Menurut Adi Wibowo, posisi kasus yang melibatkan keempat tersangka, adalah, pada tahun 2019 Pemkab Kutim melalui BPKAD melakukan pembayaran/pengeluaran sejumlah uang yang bersumber dari APBD kepada CV Berkat Kaltim, padahal pembayaran tersebut bukan merupakan kewajiban dari Pemkab Kutim.
Pembayaran atau pengeluaran uang sebesar Rp4,9 miliar tersebut, diawali ketika terjadi perbuatan wanprestasi oleh KPN Tuah Bumi Untung Benua kepada CV Berkat Kaltim. Setelah melalui proses persidangan perdata (di Pengadilan Negeri dan Pengadilan Tinggi) diputus KPN diwajibkan untuk membayar ganti rugi kepada CV Berkat Kaltim.
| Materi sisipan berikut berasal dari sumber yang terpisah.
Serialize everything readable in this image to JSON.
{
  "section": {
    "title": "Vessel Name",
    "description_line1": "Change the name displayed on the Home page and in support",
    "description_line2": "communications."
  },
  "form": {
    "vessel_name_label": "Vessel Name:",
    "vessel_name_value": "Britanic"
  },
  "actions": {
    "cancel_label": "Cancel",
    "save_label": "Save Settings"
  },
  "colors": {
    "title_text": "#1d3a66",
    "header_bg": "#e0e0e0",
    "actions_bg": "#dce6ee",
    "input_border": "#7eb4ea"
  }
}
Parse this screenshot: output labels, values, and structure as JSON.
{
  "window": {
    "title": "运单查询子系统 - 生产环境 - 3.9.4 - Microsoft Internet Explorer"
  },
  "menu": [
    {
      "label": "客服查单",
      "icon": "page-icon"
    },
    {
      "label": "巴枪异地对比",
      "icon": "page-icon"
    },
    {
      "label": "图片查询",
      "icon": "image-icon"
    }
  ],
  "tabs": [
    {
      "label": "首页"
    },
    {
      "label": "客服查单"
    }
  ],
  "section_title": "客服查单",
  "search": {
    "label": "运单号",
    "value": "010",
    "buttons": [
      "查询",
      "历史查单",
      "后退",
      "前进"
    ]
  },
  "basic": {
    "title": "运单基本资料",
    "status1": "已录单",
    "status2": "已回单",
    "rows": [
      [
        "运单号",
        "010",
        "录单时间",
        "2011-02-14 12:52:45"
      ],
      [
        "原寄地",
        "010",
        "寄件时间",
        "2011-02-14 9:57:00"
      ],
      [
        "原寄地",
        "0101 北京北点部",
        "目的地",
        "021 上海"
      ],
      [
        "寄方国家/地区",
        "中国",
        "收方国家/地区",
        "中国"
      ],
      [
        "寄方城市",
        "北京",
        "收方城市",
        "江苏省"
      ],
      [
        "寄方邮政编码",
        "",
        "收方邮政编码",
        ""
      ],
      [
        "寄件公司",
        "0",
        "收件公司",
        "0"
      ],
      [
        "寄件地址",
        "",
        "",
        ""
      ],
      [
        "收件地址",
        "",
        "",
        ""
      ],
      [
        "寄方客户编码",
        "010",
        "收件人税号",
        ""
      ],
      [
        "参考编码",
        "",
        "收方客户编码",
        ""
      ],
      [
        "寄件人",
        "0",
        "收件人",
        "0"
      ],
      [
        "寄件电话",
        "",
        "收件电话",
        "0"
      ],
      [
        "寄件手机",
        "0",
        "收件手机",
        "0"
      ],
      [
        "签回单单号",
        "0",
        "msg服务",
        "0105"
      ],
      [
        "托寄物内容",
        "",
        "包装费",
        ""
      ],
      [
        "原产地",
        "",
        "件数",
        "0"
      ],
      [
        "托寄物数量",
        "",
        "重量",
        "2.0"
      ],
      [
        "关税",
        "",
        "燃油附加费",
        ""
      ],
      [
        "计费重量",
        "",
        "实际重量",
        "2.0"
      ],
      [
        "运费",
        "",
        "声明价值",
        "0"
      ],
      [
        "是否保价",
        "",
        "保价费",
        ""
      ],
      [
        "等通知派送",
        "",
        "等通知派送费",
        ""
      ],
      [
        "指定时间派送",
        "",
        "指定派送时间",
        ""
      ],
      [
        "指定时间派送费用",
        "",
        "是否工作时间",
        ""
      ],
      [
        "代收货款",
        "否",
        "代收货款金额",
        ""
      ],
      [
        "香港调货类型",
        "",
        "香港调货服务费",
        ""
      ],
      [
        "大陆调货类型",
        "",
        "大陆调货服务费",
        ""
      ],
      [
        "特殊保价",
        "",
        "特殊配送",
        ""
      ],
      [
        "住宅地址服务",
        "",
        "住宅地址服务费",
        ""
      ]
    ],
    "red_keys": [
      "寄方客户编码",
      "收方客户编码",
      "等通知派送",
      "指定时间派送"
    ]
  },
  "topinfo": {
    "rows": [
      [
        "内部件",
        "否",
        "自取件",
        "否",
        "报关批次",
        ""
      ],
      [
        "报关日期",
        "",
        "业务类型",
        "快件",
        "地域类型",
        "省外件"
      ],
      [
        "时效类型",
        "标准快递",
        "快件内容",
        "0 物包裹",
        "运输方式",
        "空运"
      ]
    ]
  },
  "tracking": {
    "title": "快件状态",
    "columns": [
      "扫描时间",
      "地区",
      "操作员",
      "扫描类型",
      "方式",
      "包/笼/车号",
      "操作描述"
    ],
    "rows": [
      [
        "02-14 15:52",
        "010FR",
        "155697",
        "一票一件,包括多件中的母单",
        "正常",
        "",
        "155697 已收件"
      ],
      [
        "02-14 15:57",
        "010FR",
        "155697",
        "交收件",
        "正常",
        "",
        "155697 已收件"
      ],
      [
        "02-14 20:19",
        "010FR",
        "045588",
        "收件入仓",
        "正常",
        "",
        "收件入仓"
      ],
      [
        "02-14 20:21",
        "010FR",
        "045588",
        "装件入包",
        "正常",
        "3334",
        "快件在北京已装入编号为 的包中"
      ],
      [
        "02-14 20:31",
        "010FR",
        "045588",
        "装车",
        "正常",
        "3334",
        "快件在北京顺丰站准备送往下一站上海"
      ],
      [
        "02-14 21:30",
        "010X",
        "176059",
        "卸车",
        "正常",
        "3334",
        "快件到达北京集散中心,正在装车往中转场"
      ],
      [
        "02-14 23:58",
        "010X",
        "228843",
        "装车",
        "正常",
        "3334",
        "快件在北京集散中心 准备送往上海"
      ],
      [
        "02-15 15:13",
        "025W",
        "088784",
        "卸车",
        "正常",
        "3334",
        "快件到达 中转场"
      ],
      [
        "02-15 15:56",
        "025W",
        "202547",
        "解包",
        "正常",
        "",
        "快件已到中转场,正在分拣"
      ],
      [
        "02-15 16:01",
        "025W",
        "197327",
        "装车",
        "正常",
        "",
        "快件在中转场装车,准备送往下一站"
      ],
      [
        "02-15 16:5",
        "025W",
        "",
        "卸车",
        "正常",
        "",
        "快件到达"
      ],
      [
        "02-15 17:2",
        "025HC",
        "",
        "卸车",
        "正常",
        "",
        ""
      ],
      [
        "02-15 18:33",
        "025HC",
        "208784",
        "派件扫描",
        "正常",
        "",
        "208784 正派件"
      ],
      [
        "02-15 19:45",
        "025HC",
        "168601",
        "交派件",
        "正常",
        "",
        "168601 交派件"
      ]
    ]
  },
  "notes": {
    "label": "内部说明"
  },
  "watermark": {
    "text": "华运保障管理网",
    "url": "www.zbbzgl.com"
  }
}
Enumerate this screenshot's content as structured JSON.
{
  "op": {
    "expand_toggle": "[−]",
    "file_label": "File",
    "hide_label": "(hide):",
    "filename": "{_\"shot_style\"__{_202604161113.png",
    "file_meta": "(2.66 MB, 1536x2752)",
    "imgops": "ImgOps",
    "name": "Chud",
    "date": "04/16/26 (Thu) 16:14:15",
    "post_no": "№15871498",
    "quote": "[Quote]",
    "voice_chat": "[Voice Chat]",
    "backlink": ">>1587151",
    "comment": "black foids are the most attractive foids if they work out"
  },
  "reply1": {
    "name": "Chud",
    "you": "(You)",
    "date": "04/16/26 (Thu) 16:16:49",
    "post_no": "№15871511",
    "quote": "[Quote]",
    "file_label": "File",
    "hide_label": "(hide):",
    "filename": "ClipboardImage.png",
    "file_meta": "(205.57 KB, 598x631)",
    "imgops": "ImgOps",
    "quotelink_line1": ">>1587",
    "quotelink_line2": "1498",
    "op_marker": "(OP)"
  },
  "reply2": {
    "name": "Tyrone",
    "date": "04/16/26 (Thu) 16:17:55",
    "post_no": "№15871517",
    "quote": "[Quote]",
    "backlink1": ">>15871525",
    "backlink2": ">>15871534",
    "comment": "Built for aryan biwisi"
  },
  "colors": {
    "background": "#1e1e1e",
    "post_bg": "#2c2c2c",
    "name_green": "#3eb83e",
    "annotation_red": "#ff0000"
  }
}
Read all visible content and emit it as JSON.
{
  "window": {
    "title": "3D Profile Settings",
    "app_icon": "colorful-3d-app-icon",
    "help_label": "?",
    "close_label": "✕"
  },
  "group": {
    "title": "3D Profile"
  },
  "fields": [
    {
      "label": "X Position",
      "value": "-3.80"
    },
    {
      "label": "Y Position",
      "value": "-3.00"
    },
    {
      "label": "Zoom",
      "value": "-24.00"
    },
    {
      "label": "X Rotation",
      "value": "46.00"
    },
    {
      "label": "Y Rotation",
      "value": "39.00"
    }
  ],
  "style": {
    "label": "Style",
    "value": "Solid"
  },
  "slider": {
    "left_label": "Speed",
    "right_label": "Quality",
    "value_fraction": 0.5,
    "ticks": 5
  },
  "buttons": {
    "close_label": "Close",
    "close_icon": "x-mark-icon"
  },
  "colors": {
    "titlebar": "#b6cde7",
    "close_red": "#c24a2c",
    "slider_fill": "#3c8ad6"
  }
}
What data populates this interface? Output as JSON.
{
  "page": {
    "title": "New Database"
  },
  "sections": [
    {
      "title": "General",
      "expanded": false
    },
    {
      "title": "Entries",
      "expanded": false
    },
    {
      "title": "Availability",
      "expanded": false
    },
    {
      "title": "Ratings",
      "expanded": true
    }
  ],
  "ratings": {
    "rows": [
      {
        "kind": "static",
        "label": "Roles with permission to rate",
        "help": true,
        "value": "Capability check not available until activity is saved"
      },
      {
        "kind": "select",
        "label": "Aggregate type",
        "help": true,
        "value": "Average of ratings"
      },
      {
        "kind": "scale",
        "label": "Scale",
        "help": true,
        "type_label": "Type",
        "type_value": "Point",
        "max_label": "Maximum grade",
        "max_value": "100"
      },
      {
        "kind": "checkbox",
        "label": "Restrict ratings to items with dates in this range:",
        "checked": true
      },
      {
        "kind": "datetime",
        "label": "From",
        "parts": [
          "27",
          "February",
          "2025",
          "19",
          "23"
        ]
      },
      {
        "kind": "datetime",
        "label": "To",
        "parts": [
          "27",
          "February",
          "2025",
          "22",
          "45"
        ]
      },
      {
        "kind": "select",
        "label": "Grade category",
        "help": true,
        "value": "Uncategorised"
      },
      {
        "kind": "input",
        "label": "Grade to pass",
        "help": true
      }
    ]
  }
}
“Namun dalam pelaksanaannya, CV Berkat Kaltim secara sengaja melakukan penagihan kepada Pemkab Kutim dan ditindaklanjuti dengan dilakukan penganggaran dan pembayaran oleh Pemkab Kutim, sehingga menimbulkan kerugian negara tepatnya Rp4.983.821.814,oo,” ucap Adi Wibowo.
Adi Wibowo menambahkan, perbuatan yang dilakukan keempat tersangka yakni melanggar Pasal 2 ayat (1), Pasal 3 jo Pasa 18 UU No 31 Tahun 1999 Tentang Tipikor sebagaimana telah diubah dengan UU Nomor 20 Tahun 2001 jo Pasa 55 ayat (1) Ke-1 KUHP dengan ancaman pidana penjara lima tahun.
Kasus korupsi pembangunan perumahan PNS Pemkab Kutim ini menjadi perhatian masyarakat di Kalimantan Timur. Banyak yang berharap agar kasus ini dapat diusut tuntas dan para pelakunya dihukum seberat-beratnya.
Dampak Korupsi Perumahan PNS Pemkab Kutim
Korupsi pembangunan perumahan PNS Pemkab Kutim ini memiliki dampak yang luas, baik bagi masyarakat maupun pemerintah daerah.
Bagi masyarakat, korupsi ini menyebabkan kerugian negara sebesar Rp4,9 miliar. Uang tersebut seharusnya digunakan untuk membangun perumahan PNS, namun justru disalahgunakan oleh para pelaku korupsi.
Korupsi ini juga membuat masyarakat menjadi semakin tidak percaya terhadap pemerintah daerah. Masyarakat menjadi khawatir bahwa uang pajak yang mereka bayarkan akan digunakan untuk kepentingan pribadi atau kelompok tertentu.
Bagi pemerintah daerah, korupsi ini menyebabkan kerugian reputasi. Pemerintah daerah menjadi tercoreng karena tidak mampu mengelola keuangan daerah dengan baik.
Korupsi ini juga menghambat pembangunan daerah. Uang yang seharusnya digunakan untuk pembangunan daerah, justru digunakan untuk kepentingan pribadi atau kelompok tertentu.